On Oct 27, 2010, at 7:18 PM, jimlux wrote:

> Marshall Eubanks wrote:
>> On Oct 27, 2010, at 6:51 PM, Perry Sandeen wrote:
>>> Gents,
>>> 
>>> Wrote: < If you want a sub-microsecond time of death, sit on a bomb like Major T. J. "King" Kong in "Dr. Strangelove," and get your friends to time and triangulate the prompt radiation. That should be good to a few 10's of nanoseconds.
>>> 
> 
> 
> Folks, one doesn't need a thermonuclear device for this sort of almost instantaneous disintegration.
> 
> Standard old high explosives could get your "duration of death" down in the submillisecond range, and a simple optical pickup could determine the time when the explosion occurs to nanoseconds (after calibrating for light time delay).
> 
> Black powder which is really a propellant might even be able to disassemble your corpus in less than a millisecond.
> 
> However, if one needs microsecond type uncertainties, then the nuclear device is probably your best bet. Probably not under a microsecond though, from simple mechanical disassembly.  say you were standing just outside the approaching fireball... the fireball (in early stages) grows roughly at the speed of light as the photons proceed out.  The question would be whether there is enough flux to ionize you in a suitably short time.  Basically, you'd have to heat your 100kg or so up to a few thousand K.  Let's see.. 400kJ would heat 100kg up one degree, so 400MJ would get you to 1000 degrees, which is hot, but not ionized.  probably dead though.
> If you were, say, 10 meters away, and your body intercepts 1/2 square meter of the flux which is assumed spread evenly over 314 square meters, the instantaneous power of the explosion would have to be 400MJ*628 in 1 microsecond, or about 251GJ/microsecond, or a mere 250E15 Watts
> 
> (As I recall, close in, the first thing to come out is high energy gamma rays, so you'd need to look at the first few microseconds of gamma flux vs time... I'm sure the data is out there somewhere)

For an air burst, there is a very short pulse of gamma rays coming from the very hot bomb material, until the radiation ionizes & heats the surrounding air. This takes maybe a microsecond. After that the fireball expands as a shock/pressure wave (i.e., well below the speed of light) with enough optical depth to block the gamma rays, so the radiation output actually drops dramatically for a while. This causes the characteristic double light pulse of an air burst. 

So, you would want to be close (a few meters at most) to the bomb casing to be sure. Otherwise, you would have to wait for the fireball to get to you, which would take inconveniently long. 

Doc Edgarton told a class I was in a story of a bomb set off inside a greenhouse, which he was supposed to take high speed pictures of (through the glass).

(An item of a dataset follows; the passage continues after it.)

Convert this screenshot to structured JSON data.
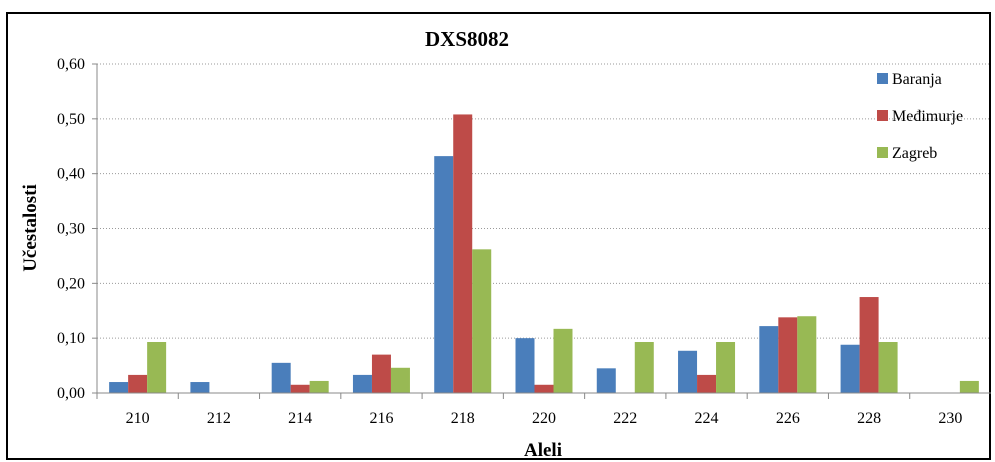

The prompt gammas immediately made the glass opaque, so all his pictures showed was a blank greenhouse and nothing else (by the time the fireball broke the glass, it was too late to observe whatever he was supposed to observe). The picture looked just like a greenhouse painted white, with no clue as to the fury within.

This is getting far afield, so I will shut up now.